La République française vient de perdre son chef d’État. Des élections anticipées sont programmées. Au sein de la majorité présidentielle, le poulain tout désigné pour poursuivre l’œuvre en marche est un trentenaire aux dents longues, ancien médaillé des JO de Singapour et accessoirement maire de Châtellerault. Paul Chanzelle (étonnant Pierre Duprat) a tout pour lui, un costume bleu gris parfaitement taillé, un sourire « ultrabright », une bonhomie de façade cachant un cynisme éhonté et surtout, à ses côtés, une femme bon chic bon genre prête à tout et même au pire pour l’encourager, le pousser, faire de lui un champion.
Les dessous d’une bataille en rang serré
Au QG de Campagne, installé au Trocadéro, dans les anciens locaux du musée de l’Homme, privatisé de longue date, suite à la grande catastrophe, qui n’a fait qu’accélérer le processus migratoire déjà en cours du sud vers le nord, et devenu depuis le siège du parti Horizon, la garde rapprochée du candidat et favori des sondages s’affaire. On est à dix jours du deuxième tour, dans la dernière ligne droite avant une victoire à portée de main. Il n’est plus temps de retenir les coups, tout est permis pour contrer l’adversaire, une « gauchiste » sans foi ni loi qui dégaine plus vite que son ombre des propositions à l’emporte-pièce pour occuper le terrain, rallier les indécis et en finir avec un libéralisme effréné et conservateur.

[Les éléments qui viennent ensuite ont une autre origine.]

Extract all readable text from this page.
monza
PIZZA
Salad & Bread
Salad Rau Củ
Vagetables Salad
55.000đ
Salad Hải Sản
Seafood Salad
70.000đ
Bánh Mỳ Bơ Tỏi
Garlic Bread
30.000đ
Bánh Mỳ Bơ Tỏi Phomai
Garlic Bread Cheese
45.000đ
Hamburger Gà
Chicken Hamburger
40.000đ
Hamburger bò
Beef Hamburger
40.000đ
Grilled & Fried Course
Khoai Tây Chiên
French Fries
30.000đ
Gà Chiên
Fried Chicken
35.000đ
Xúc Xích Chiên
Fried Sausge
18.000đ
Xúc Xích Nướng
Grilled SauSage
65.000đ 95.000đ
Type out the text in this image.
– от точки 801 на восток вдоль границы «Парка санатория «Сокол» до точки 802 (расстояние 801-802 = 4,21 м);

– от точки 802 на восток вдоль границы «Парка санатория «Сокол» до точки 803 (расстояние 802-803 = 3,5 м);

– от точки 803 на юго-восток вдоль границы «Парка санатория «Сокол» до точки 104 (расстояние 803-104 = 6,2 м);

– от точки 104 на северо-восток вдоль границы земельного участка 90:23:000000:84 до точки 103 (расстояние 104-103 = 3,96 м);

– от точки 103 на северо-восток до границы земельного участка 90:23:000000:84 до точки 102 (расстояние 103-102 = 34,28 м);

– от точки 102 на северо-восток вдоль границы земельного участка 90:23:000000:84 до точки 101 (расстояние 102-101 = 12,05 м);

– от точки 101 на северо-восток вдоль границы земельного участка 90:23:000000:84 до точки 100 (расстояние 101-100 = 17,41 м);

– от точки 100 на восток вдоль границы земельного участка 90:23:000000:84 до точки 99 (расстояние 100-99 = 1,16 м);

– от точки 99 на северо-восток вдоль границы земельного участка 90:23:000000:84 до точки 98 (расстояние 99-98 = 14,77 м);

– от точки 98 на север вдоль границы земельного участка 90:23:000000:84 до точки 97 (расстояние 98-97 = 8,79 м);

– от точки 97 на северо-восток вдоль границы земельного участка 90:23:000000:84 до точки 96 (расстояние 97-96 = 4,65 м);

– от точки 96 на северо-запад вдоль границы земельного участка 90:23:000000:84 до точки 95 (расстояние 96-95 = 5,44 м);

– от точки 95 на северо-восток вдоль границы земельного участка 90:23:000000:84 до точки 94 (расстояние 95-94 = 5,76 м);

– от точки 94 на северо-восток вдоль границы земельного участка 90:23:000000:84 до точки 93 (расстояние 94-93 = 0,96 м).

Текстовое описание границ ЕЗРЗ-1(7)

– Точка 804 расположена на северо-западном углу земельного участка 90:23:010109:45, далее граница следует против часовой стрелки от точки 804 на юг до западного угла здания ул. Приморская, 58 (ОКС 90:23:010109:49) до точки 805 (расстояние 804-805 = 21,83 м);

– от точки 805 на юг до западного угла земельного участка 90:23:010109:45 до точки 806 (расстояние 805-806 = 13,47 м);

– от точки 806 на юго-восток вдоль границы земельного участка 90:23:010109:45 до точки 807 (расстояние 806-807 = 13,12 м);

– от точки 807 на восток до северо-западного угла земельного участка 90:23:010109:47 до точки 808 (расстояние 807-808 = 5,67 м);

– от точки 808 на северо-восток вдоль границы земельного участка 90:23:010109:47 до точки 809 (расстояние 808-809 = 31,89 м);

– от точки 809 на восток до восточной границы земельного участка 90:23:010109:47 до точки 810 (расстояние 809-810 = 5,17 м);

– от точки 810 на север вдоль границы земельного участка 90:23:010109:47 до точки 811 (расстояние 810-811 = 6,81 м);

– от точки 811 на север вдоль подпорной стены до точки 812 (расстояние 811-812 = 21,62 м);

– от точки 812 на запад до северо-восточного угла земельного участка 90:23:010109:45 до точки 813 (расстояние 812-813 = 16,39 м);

De la vacuité des politiques
Avec un sens de la formule et de l’image, le duo du Birgit ensemble croque la classe politique, son manque idéologique, sa course effrénée au pouvoir coûte que coûte, son incapacité à transcender la notion de parti et d’individualité. Discours creux, langue de bois, concepts fumeux prenant le pas sur le le quotidien et le concret, absence de convictions, tirs à vue forcenés sur les réseaux sociaux où se jouent la campagne et l’élection — ce futur nous est proche — , font le sel de ce Roman(s) national. Démultipliant les situations à l’envi dans un huis-clos suspicieux, étouffant, Julie Bertin et Jade Herbulot placent le spectateur-voyeur au cœur des stratégies de campagne. Manipulations, engagement, coups bas, reniement des valeurs, tout y passe : le meilleur, rarement, comme le pire, le plus souvent.
Les fantômes du colonialisme
Sous le regard d’une jeune réalisatrice (lumineuse et ingénue Anna Fournier, double troublant d’Isabelle Carré) conviée à graver sur pellicule un moment historique, le récit d’une grande victoire, épouse (Morgane Nairaud cynique à souhait), conseiller à la com’ (épatant Antonin Fadinard), auteure de discours (excellente Pauline Deshons), informaticien (troublant Lazare Herson-Macarel), directrice de campagne (détonante Éléonore Arnaud), leveur de fonds (Loïc Riewer parfait en play-boy) et cheffe à la sécurité (Marie Sambourg, tout en retenue et justesse), s’agitent en tous sens, font feu de tout bois et refusent de voir arriver le drame. Hanté par les voix des morts, celles de crânes compilés par milliers à travers le monde au XIXe siècle pour servir aux anthropologues français afin de prouver la supériorité de la race blanche, et conservés depuis dans les collections, les réserves du musée du Trocadéro, Paul Chanzelle chancèle, perd pied jusqu’à l’implosion totale de sa raison et du parti dont il est le chef de file.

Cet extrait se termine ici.